Lazarus Jeffrey V, Villota-Rivas Marcela, Fernández Inmaculada, Gea Francisco, Ryan Pablo, López Sonia Alonso, Guy Danielle, Calleja José Luis, García-Samaniego Javier
Barcelona Institute for Global Health (ISGlobal), Hospital Clínic, University of Barcelona, Barcelona, Spain.
Faculty of Medicine, University of Barcelona, Barcelona, Spain.
Commun Med (Lond). 2022 Feb 24;2:20. doi: 10.1038/s43856-022-00077-9. eCollection 2022.
Direct-acting antivirals can cure ≥95% of hepatitis C virus (HCV) cases, but do not reach everyone in need. This cross-sectional study analyses the HCV cascade of care (CoC) in Madrid, Spain, in high-risk patients, to inform micro-elimination measures.
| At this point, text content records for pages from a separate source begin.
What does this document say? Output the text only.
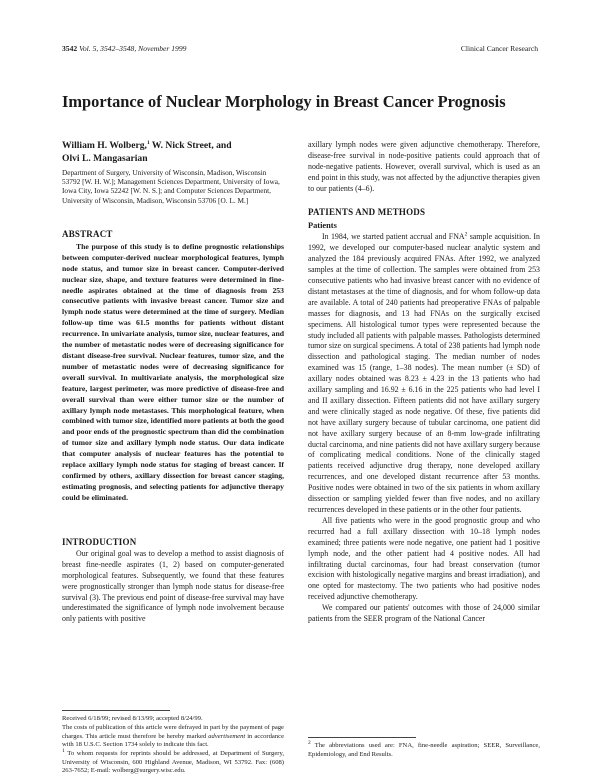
3542 Vol. 5, 3542–3548, November 1999	Clinical Cancer Research
Importance of Nuclear Morphology in Breast Cancer Prognosis
William H. Wolberg,$^1$ W. Nick Street, and
Olvi L. Mangasarian
Department of Surgery, University of Wisconsin, Madison, Wisconsin 53792 [W. H. W.]; Management Sciences Department, University of Iowa, Iowa City, Iowa 52242 [W. N. S.]; and Computer Sciences Department, University of Wisconsin, Madison, Wisconsin 53706 [O. L. M.]
ABSTRACT
The purpose of this study is to define prognostic relationships between computer-derived nuclear morphological features, lymph node status, and tumor size in breast cancer. Computer-derived nuclear size, shape, and texture features were determined in fine-needle aspirates obtained at the time of diagnosis from 253 consecutive patients with invasive breast cancer. Tumor size and lymph node status were determined at the time of surgery. Median follow-up time was 61.5 months for patients without distant recurrence. In univariate analysis, tumor size, nuclear features, and the number of metastatic nodes were of decreasing significance for distant disease-free survival. Nuclear features, tumor size, and the number of metastatic nodes were of decreasing significance for overall survival. In multivariate analysis, the morphological size feature, largest perimeter, was more predictive of disease-free and overall survival than were either tumor size or the number of axillary lymph node metastases. This morphological feature, when combined with tumor size, identified more patients at both the good and poor ends of the prognostic spectrum than did the combination of tumor size and axillary lymph node status. Our data indicate that computer analysis of nuclear features has the potential to replace axillary lymph node status for staging of breast cancer. If confirmed by others, axillary dissection for breast cancer staging, estimating prognosis, and selecting patients for adjunctive therapy could be eliminated.
INTRODUCTION
Our original goal was to develop a method to assist diagnosis of breast fine-needle aspirates (1, 2) based on computer-generated morphological features. Subsequently, we found that these features were prognostically stronger than lymph node status for disease-free survival (3). The previous end point of disease-free survival may have underestimated the significance of lymph node involvement because only patients with positive

Received 6/18/99; revised 8/13/99; accepted 8/24/99.

The costs of publication of this article were defrayed in part by the payment of page charges. This article must therefore be hereby marked advertisement in accordance with 18 U.S.C. Section 1734 solely to indicate this fact.

$^1$ To whom requests for reprints should be addressed, at Department of Surgery, University of Wisconsin, 600 Highland Avenue, Madison, WI 53792. Fax: (608) 263-7652; E-mail: wolberg@surgery.wisc.edu.

axillary lymph nodes were given adjunctive chemotherapy. Therefore, disease-free survival in node-positive patients could approach that of node-negative patients. However, overall survival, which is used as an end point in this study, was not affected by the adjunctive therapies given to our patients (4–6).
PATIENTS AND METHODS
Patients
In 1984, we started patient accrual and FNA$^2$ sample acquisition. In 1992, we developed our computer-based nuclear analytic system and analyzed the 184 previously acquired FNAs. After 1992, we analyzed samples at the time of collection. The samples were obtained from 253 consecutive patients who had invasive breast cancer with no evidence of distant metastases at the time of diagnosis, and for whom follow-up data are available. A total of 240 patients had preoperative FNAs of palpable masses for diagnosis, and 13 had FNAs on the surgically excised specimens. All histological tumor types were represented because the study included all patients with palpable masses. Pathologists determined tumor size on surgical specimens. A total of 238 patients had lymph node dissection and pathological staging. The median number of nodes examined was 15 (range, 1–38 nodes). The mean number (± SD) of axillary nodes obtained was 8.23 ± 4.23 in the 13 patients who had axillary sampling and 16.92 ± 6.16 in the 225 patients who had level I and II axillary dissection. Fifteen patients did not have axillary surgery and were clinically staged as node negative. Of these, five patients did not have axillary surgery because of tubular carcinoma, one patient did not have axillary surgery because of an 8-mm low-grade infiltrating ductal carcinoma, and nine patients did not have axillary surgery because of complicating medical conditions. None of the clinically staged patients received adjunctive drug therapy, none developed axillary recurrences, and one developed distant recurrence after 53 months. Positive nodes were obtained in two of the six patients in whom axillary dissection or sampling yielded fewer than five nodes, and no axillary recurrences developed in these patients or in the other four patients.
All five patients who were in the good prognostic group and who recurred had a full axillary dissection with 10–18 lymph nodes examined; three patients were node negative, one patient had 1 positive lymph node, and the other patient had 4 positive nodes. All had infiltrating ductal carcinomas, four had breast conservation (tumor excision with histologically negative margins and breast irradiation), and one opted for mastectomy. The two patients who had positive nodes received adjunctive chemotherapy.
We compared our patients' outcomes with those of 24,000 similar patients from the SEER program of the National Cancer

$^2$ The abbreviations used are: FNA, fine-needle aspiration; SEER, Surveillance, Epidemiology, and End Results.
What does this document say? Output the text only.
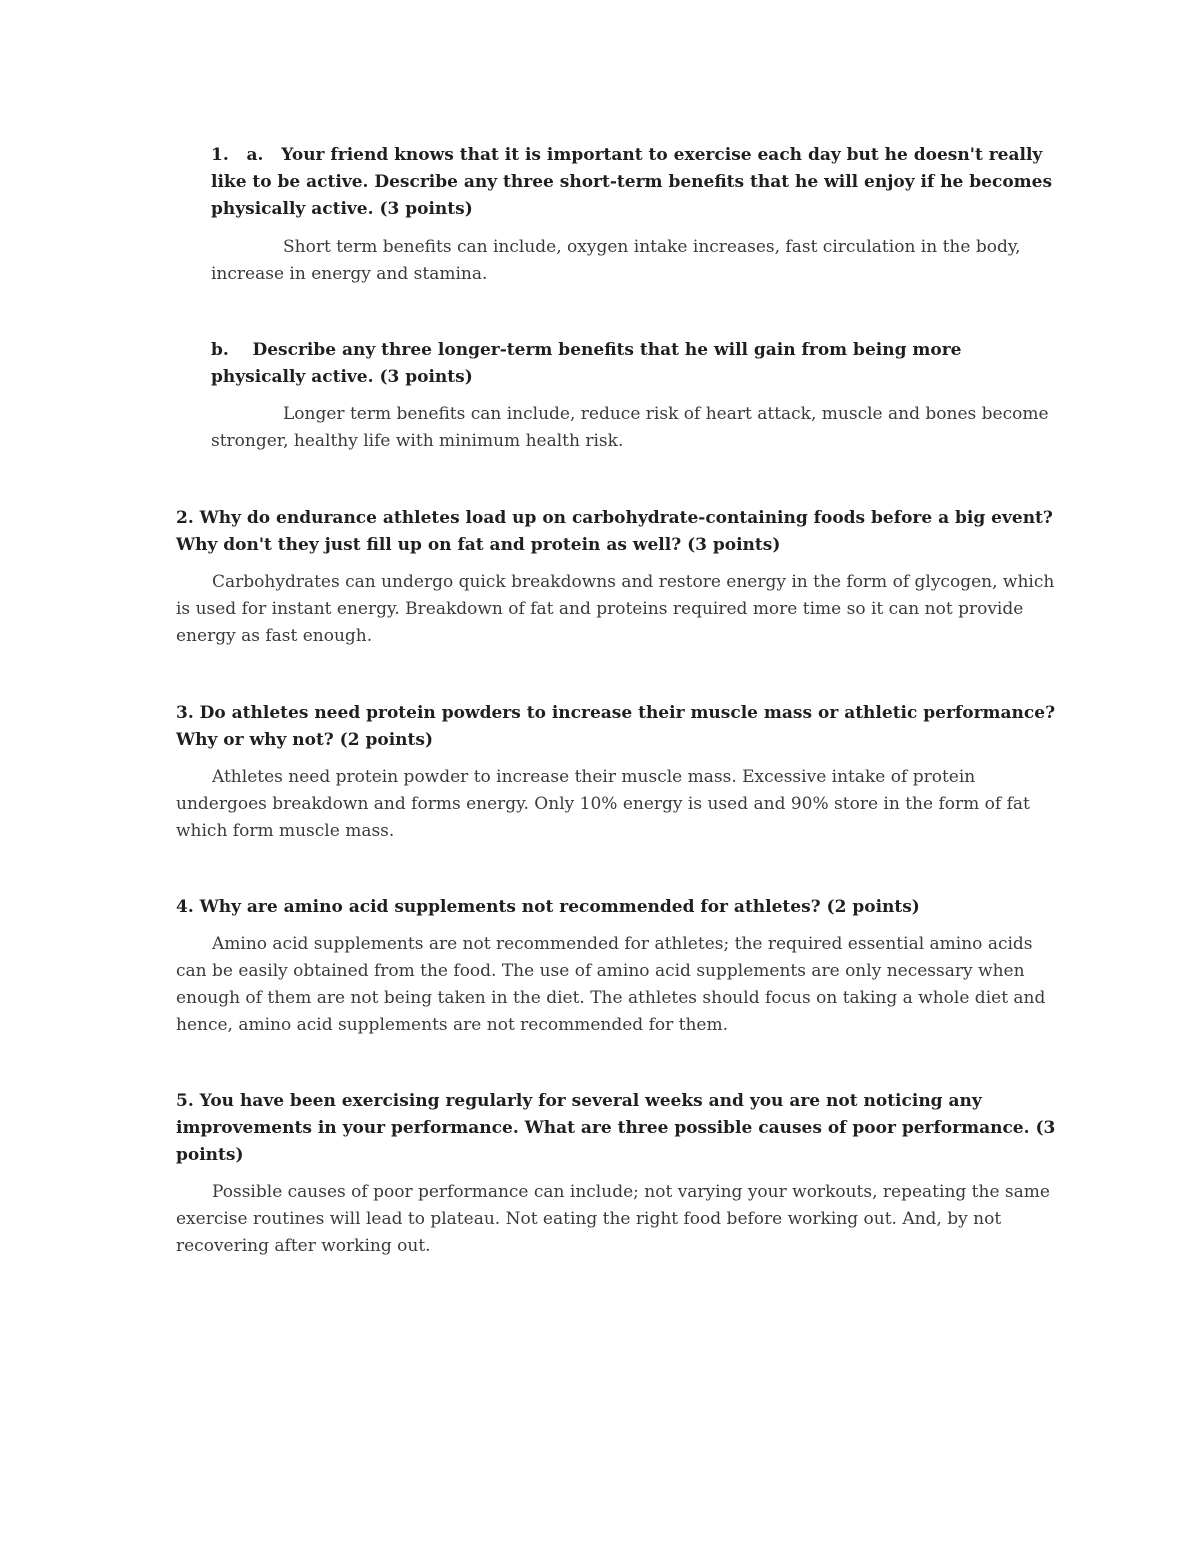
1.   a. Your friend knows that it is important to exercise each day but he doesn't really like to be active. Describe any three short-term benefits that he will enjoy if he becomes physically active. (3 points)

Short term benefits can include, oxygen intake increases, fast circulation in the body, increase in energy and stamina.

b. Describe any three longer-term benefits that he will gain from being more physically active. (3 points)

Longer term benefits can include, reduce risk of heart attack, muscle and bones become stronger, healthy life with minimum health risk.

2. Why do endurance athletes load up on carbohydrate-containing foods before a big event? Why don't they just fill up on fat and protein as well? (3 points)

Carbohydrates can undergo quick breakdowns and restore energy in the form of glycogen, which is used for instant energy. Breakdown of fat and proteins required more time so it can not provide energy as fast enough.

3. Do athletes need protein powders to increase their muscle mass or athletic performance? Why or why not? (2 points)

Athletes need protein powder to increase their muscle mass. Excessive intake of protein undergoes breakdown and forms energy. Only 10% energy is used and 90% store in the form of fat which form muscle mass.

4. Why are amino acid supplements not recommended for athletes? (2 points)

Amino acid supplements are not recommended for athletes; the required essential amino acids can be easily obtained from the food. The use of amino acid supplements are only necessary when enough of them are not being taken in the diet. The athletes should focus on taking a whole diet and hence, amino acid supplements are not recommended for them.

5. You have been exercising regularly for several weeks and you are not noticing any improvements in your performance. What are three possible causes of poor performance. (3 points)

Possible causes of poor performance can include; not varying your workouts, repeating the same exercise routines will lead to plateau. Not eating the right food before working out. And, by not recovering after working out.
From September 2019 to May 2021, data from medical records were collected and analysed from six public hospitals in Madrid, including seven adult, high-risk patient groups: patients in haemodialysis or pre-dialysis programmes, co-infected with HIV, with advanced liver disease (ALD), with hereditary haematological diseases, with transplants and people who inject drugs (PWID).
Here we present an analysis of 3994 patients (68.8% male), 91.2% were tested for anti-HCV and 28.9% were positive. Of the total, 34.5% were tested for HCV-RNA and 62.4% of these were positive. Of those HCV-RNA positive, 98.0% were treatment-eligible: in 7.4%, treatment is ongoing and in 89.3% completed. Of the latter, 92.2% obtained a sustained virological response 12 weeks post treatment (SVR12). Of those with ongoing or completed treatment, 9.8% experienced loss to follow-up (LTFU) or had unknown SVR12, 50.3% developed hepatic and 20.3% extrahepatic complications. ALD patients had the highest proportion of HCV-RNA positives (32.5%). The lowest proportion of patients treated were PWID (85.2%).
Almost one in ten high-risk patients in six of Madrid's public hospitals remains untested for HCV antibodies. An almost equal percentage of those untested have experienced LTFU, with the highest proportion in PWID. This approach to monitoring the HCV CoC is vital to inform measures to eliminate HCV in hospitals.
直接抗病毒药物可治愈≥95%的丙型肝炎病毒(HCV)病例,但并未惠及所有有需要的人。这项横断面研究分析了西班牙马德里高危患者的HCV照护流程(CoC),以为微观消除措施提供信息。
2019年9月至2021年5月,收集并分析了马德里六家公立医院的病历数据,包括七个成人高危患者群体:血液透析或透析前项目患者、合并感染HIV患者、患有晚期肝病(ALD)患者、患有遗传性血液疾病患者、接受移植患者以及注射毒品者(PWID)。
我们在此呈现对3994例患者(68.8%为男性)的分析,91.2%的患者接受了抗HCV检测,其中28.9%呈阳性。在所有患者中,34.5%接受了HCV-RNA检测,其中62.4%呈阳性。在那些HCV-RNA阳性患者中,98.0%符合治疗条件:7.4%正在接受治疗,89.3%已完成治疗。在已完成治疗的患者中,92.2%在治疗后12周获得了持续病毒学应答(SVR12)。在正在接受治疗或已完成治疗的患者中,9.8%失访(LTFU)或SVR12情况不明,50.3%出现肝脏并发症,20.3%出现肝外并发症。ALD患者中HCV-RNA阳性比例最高(32.5%)。接受治疗的患者比例最低的是PWID(85.2%)。
马德里六家公立医院中,近十分之一的高危患者未接受HCV抗体检测。未接受检测的患者中,失访比例几乎相同,其中PWID的比例最高。这种监测HCV CoC的方法对于为医院消除HCV的措施提供信息至关重要。